16 Kasım 2016 00:52

Bizi kötülükten hikayeler koruyacak

Yekta Kopan, yeni kitabı ‘Sakın Oraya Gitme’yi Sevda Aydın'a anlattı.

Paylaş

Sevda AYDIN
İstanbul

Uzunca bir süredir her sabah acaba bugün nasıl bir haber alacağız diye çıkıyoruz yataktan. Her şeye rağmen ayakta kalmaya çalışıyoruz. Yaşadığımız bu karanlık zamana karşı umudumuzu diri tutacak, umuda tekrar tekrar sarılacak şeylere en çok ihtiyaç duyduğumuz günlerde geldi Yekta Kopan’ın “Sakın Oraya Gitme” adlı kitabı. “Tekinsiz bir atmosferde nefes alamaz haldeyiz” diye tanımlıyor Yekta Kopan içinden geçtiğimiz günleri ve korkanlara, “Sakın!” diyenlere karşı, okuru bunlarla yüzleşmeye çağırıyor. Üstelik bunu yaparken de elimizden en çok alınmak isteneni, özgürlüğü, yeniden hatırlatıyor okura. 

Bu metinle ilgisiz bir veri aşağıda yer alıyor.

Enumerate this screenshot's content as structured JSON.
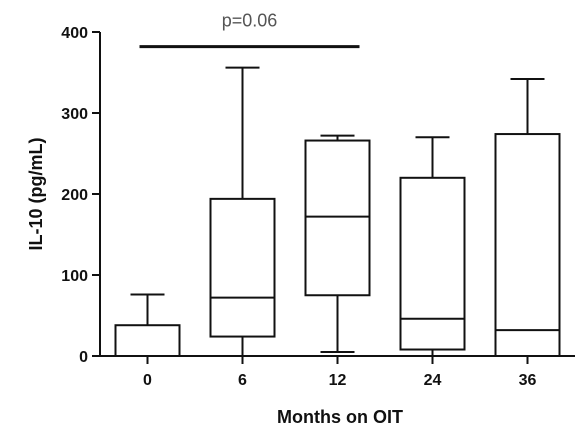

Siz kültür sanat alanında uzun yıllar gazetecilik, televizyonculuk yapmış birisisiniz, önemli deneyimleriniz var. Bu yüzden kitaba gelmeden önce sormak istiyorum. Sizce içinden geçtiğimiz şu zor zamanlarda bu alanlar da tıpkı insanlar gibi hissizleşiyor, gücünü kaybediyor mu?
Alan daralıyor, buna şüphe yok. Çünkü, kültür sanat üretiminde bir tedirginlik ve belirsizlik var. Çok zorlu bir yılda çıktık. Türkiye’de ve bölgede yaşananlar, özellikle uluslararası etkilere neden oldu. Konserler iptal edildi, festivallere katılması beklenen konuklar gelmedi. İçerideki üretimde de sorunlar var. Ekonominin durumunu ve bunun üretime yaşattığı zorlukları da göz ardı etmemek gerekiyor. Ama çok net söyleyeyim; kültür sanat dünyasının algısında bir güç kaybı olacağını düşünmüyorum. Sanat, en zor zamanlarda bile yeni üretim aygıtları, yeni cümleler, yeni bir özgürlük alanı bulmayı başarmıştır. Tedirginlik, üretkenliğin önüne geçemeyecektir. Buna hem inanıyorum, hem de inanmak zorundayım.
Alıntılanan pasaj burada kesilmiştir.